1. Unless health issues of you or your baby are involved, you must not use an artificial nipple.
2. Use nursing rooms so that you can breastfeed your baby every time she wants.
3. If you should rely on both breastfeeding and bottle-feeding due to doctor's instructions, use feeding supplements. (Supplemental Nursing System, breast milk cup, breast milk spoon, syringe etc.)
1. Trim your nails short and wash your hands clean.
2. Put two thirds of your index finger in your baby's mouth. Press the tongue lightly and have your baby suck it for 30 seconds.

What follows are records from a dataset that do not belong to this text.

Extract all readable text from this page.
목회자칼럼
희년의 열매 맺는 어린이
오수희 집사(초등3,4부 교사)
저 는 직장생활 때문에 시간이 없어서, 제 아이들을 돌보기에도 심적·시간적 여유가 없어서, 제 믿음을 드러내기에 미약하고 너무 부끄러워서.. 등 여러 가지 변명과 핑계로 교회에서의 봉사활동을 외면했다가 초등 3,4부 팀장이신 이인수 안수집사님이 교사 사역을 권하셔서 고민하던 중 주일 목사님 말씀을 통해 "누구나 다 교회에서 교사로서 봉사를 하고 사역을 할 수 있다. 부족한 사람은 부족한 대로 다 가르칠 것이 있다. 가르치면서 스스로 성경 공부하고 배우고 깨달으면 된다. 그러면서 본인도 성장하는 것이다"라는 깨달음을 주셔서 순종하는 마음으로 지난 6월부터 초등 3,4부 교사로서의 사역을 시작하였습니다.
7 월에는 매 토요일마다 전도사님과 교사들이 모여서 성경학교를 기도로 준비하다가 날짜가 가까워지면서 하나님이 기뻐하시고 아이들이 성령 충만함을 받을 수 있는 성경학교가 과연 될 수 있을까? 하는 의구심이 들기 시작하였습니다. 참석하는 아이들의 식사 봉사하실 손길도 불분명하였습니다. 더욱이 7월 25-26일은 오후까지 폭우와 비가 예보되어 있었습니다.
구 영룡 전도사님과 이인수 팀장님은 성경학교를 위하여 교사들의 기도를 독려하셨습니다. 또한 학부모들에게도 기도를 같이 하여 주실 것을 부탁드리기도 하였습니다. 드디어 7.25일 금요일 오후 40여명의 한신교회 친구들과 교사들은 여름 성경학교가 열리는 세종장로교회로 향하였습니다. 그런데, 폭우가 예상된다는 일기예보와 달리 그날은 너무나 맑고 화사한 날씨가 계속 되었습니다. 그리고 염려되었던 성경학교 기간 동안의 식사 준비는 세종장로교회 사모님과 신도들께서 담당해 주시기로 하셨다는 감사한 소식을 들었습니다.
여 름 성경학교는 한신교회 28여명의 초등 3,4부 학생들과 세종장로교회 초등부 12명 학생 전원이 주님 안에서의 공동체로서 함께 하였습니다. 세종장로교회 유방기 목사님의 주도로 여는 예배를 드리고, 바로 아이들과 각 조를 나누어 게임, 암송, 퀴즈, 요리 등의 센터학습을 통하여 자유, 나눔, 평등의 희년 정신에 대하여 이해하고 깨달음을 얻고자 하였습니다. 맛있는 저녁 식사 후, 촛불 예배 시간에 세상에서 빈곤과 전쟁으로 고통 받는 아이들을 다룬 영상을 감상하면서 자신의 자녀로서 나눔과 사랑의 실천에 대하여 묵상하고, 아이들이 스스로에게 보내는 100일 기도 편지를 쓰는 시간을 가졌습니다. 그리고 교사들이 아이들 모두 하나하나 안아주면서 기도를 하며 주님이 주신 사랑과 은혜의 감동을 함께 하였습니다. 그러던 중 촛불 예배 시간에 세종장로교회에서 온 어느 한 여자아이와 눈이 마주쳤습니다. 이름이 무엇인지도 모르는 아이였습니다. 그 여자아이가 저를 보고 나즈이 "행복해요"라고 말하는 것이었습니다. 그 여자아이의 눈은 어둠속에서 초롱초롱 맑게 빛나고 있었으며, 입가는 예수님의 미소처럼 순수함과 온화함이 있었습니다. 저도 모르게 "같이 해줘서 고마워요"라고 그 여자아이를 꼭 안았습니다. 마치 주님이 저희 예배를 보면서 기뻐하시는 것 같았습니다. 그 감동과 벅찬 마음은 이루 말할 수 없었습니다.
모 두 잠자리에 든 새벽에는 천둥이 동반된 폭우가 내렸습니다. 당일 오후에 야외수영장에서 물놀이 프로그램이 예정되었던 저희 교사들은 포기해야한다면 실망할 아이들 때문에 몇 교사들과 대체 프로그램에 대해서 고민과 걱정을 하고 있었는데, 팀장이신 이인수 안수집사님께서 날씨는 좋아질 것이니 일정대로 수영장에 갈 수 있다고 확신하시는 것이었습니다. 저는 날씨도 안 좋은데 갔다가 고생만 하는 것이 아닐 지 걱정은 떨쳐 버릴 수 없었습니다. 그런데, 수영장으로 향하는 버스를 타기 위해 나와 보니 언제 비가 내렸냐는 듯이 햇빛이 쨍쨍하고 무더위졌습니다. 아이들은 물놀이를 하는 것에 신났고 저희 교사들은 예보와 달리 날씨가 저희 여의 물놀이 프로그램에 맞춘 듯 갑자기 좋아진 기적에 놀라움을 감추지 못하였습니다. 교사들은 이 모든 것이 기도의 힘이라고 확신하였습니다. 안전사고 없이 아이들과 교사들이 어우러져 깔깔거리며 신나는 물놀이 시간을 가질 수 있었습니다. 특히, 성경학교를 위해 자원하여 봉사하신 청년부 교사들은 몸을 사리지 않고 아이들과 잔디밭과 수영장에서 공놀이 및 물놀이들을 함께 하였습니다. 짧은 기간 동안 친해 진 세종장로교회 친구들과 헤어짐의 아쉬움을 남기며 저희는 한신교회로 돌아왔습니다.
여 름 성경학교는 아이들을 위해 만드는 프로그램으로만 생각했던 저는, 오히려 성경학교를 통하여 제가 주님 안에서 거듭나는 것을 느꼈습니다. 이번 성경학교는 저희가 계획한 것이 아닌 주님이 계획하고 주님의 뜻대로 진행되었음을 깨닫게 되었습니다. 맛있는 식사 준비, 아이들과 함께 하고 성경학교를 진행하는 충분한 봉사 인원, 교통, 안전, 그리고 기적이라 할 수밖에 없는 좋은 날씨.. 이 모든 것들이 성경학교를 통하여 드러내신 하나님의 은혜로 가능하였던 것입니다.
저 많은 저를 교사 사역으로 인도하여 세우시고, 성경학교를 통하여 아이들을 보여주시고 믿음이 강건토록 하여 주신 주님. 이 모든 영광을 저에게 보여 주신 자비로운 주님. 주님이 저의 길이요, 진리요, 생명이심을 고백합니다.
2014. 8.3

3. Then, turn your finger slowly to put the upper part of the finger on the baby's tongue. Follow the directions specified in 2. Pull out your finger slowly. Repeat the procedure several times. Nipple confusion can be treated but it requires patience on your part.
Breastfeeding and Jaundice
Compared with bottle-fed babies, jaundice may sustain a bit longer in breast-fed babies. It may require going to see a doctor to examine the severity. If the overall state, such as the baby's strength to suckle milk and frequency of excretion, is satisfactory, it is safe to continue breastfeeding your baby. In most cases of breast milk jaundice, you may continue breastfeeding your baby, but if the jaundice level becomes higher (level comes at 20 mg/dl), you should stop breastfeeding her and start to bottle-feed her. During this time, you should prepare to restart breastfeeding by milking your breast. When the symptoms of jaundice decrease about 1 to 2 days later, they will not recur if you start breastfeeding your baby. Nonetheless, you are advised to consult with a pediatrician. Notably, jaundice within the first 7 days is likely to be attributed to a deficient amount of mother's milk. Therefore, you should continue to breastfeed your baby.